6. Steller’s sea cow
German naturalist Georg Wilhelm Steller identified the Steller’s sea cow around the Commander Islands in the Bering Sea in 1741. Growing up to 30 feet long, it was significantly larger than the sea cows alive today. It was also pretty tasty. The salty meat was compared to corned beef, and the fat apparently tasted like almond oil. Sailors reportedly sipped the liquified blubber out of cups. Steller’s sea cows were a source of leather and lamp oil as well as meat, and the animal was hunted to extinction by 1768—less than 30 years after it was first described.
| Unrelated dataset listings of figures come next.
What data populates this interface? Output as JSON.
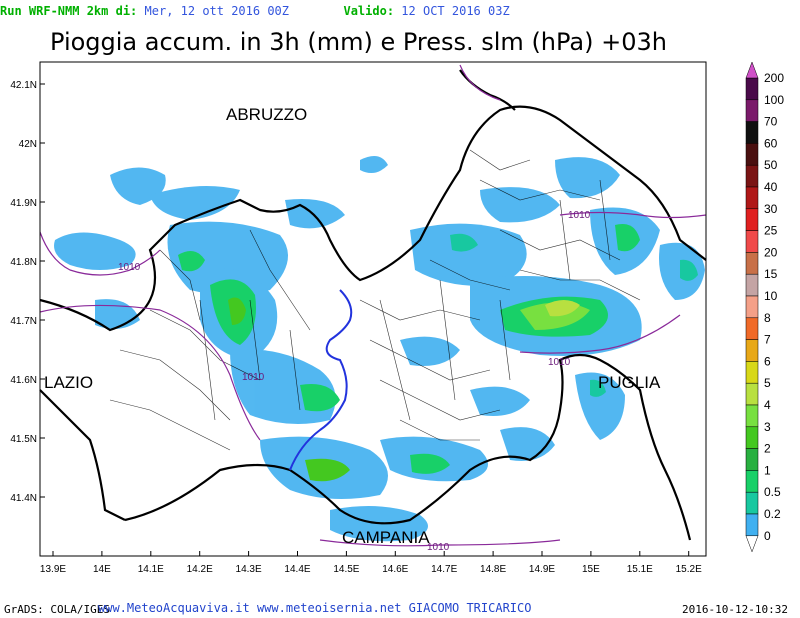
{
  "header": {
    "run_label": "Run WRF-NMM 2km di:",
    "run_value": "Mer, 12 ott 2016 00Z",
    "valid_label": "Valido:",
    "valid_value": "12 OCT 2016 03Z"
  },
  "title": "Pioggia accum. in 3h (mm) e Press. slm (hPa) +03h",
  "map": {
    "lon_labels": [
      "13.9E",
      "14E",
      "14.1E",
      "14.2E",
      "14.3E",
      "14.4E",
      "14.5E",
      "14.6E",
      "14.7E",
      "14.8E",
      "14.9E",
      "15E",
      "15.1E",
      "15.2E"
    ],
    "lat_labels": [
      "42.1N",
      "42N",
      "41.9N",
      "41.8N",
      "41.7N",
      "41.6N",
      "41.5N",
      "41.4N"
    ],
    "region_labels": {
      "abruzzo": "ABRUZZO",
      "lazio": "LAZIO",
      "puglia": "PUGLIA",
      "campania": "CAMPANIA"
    },
    "isobar_labels": [
      "1010",
      "1010",
      "1010",
      "1010",
      "1010"
    ]
  },
  "legend": {
    "values": [
      "200",
      "100",
      "70",
      "60",
      "50",
      "40",
      "30",
      "25",
      "20",
      "15",
      "10",
      "8",
      "7",
      "6",
      "5",
      "4",
      "3",
      "2",
      "1",
      "0.5",
      "0.2",
      "0"
    ],
    "colors": [
      "#4a0a4a",
      "#7a1a6a",
      "#101010",
      "#4a1010",
      "#7a1414",
      "#b01818",
      "#e02020",
      "#f04a4a",
      "#c87048",
      "#c4a4a4",
      "#f4a088",
      "#f06a28",
      "#e8a818",
      "#d8d818",
      "#b8e040",
      "#78e040",
      "#44c820",
      "#28b040",
      "#18d068",
      "#18c8a0",
      "#40b0f0",
      "#ffffff"
    ]
  },
  "footer": {
    "grads": "GrADS: COLA/IGES",
    "sites": "www.MeteoAcquaviva.it www.meteoisernia.net GIACOMO TRICARICO",
    "timestamp": "2016-10-12-10:32"
  }
}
Wooly mammoth meat was an important component of the diets of our earliest human ancestors. We ate so much of them that hunting may have contributed to their extinction around 2000 BCE (though climate change was likely a bigger factor). Despite being extinct for thousands of years, several modern scientists and explorers have claimed they’ve tasted mammoth flesh. Because mammoth specimens are often found perfectly preserved in the frigid Arctic, they could technically be thawed and consumed. Unfortunately this doesn’t give us much insight into how the game tasted tens of thousands of years ago: Meat that’s been frozen for that long turns into rancid goo when defrosted. Bon appétit.
8. Taliaferro apple
Thomas Jefferson cultivated Taliaferro apples at Monticello. In an 1814 letter to his granddaughter, Jefferson said the small fruit produced “unquestionably the finest cyder we have ever known, and more like wine than any liquor I have ever tasted which was not wine.” Though it’s believed that the apple was lost with the estate’s original orchard, some horticulturists still hold out hope for its survival—but with few written descriptions of the fruit available, we likely wouldn’t be able to identify Jefferson’s apple even if we did find it.
9. Great auk
Modern humans primarily killed great auks for their down, leading to the species’s extinction in the mid-19th century, but prior to that they were hunted for dinner. Fossil evidence indicates that Neanderthals were cooking the flightless birds over campfires as far back as 100,000 years ago. The Beothuk people of what is now Newfoundland, Canada, used great auk eggs to make pudding.
10. Ancient bison
Before the American bison was nearly hunted to extinction in the 19th century, Bison antiquus, or the ancient bison, died out 10,000 years ago. Bones have been recovered showing evidence of butchering with tools. This suggests that Native Americans relied on the ancient bison for food as they did with its modern ancestors.
11. Old Cornish Cauliflower
Old Cornish cauliflower wasn’t famous for its taste, but it did have one advantage over other varieties. The vegetable was resistant to a destructive plant virus called ringspot. In the 1940s, European growers began replacing Old Cornish cauliflower with a French variety that shipped better, and it was extinct by the 1950s. As a result, ringspot has decimated cauliflower crops in certain regions of Britain.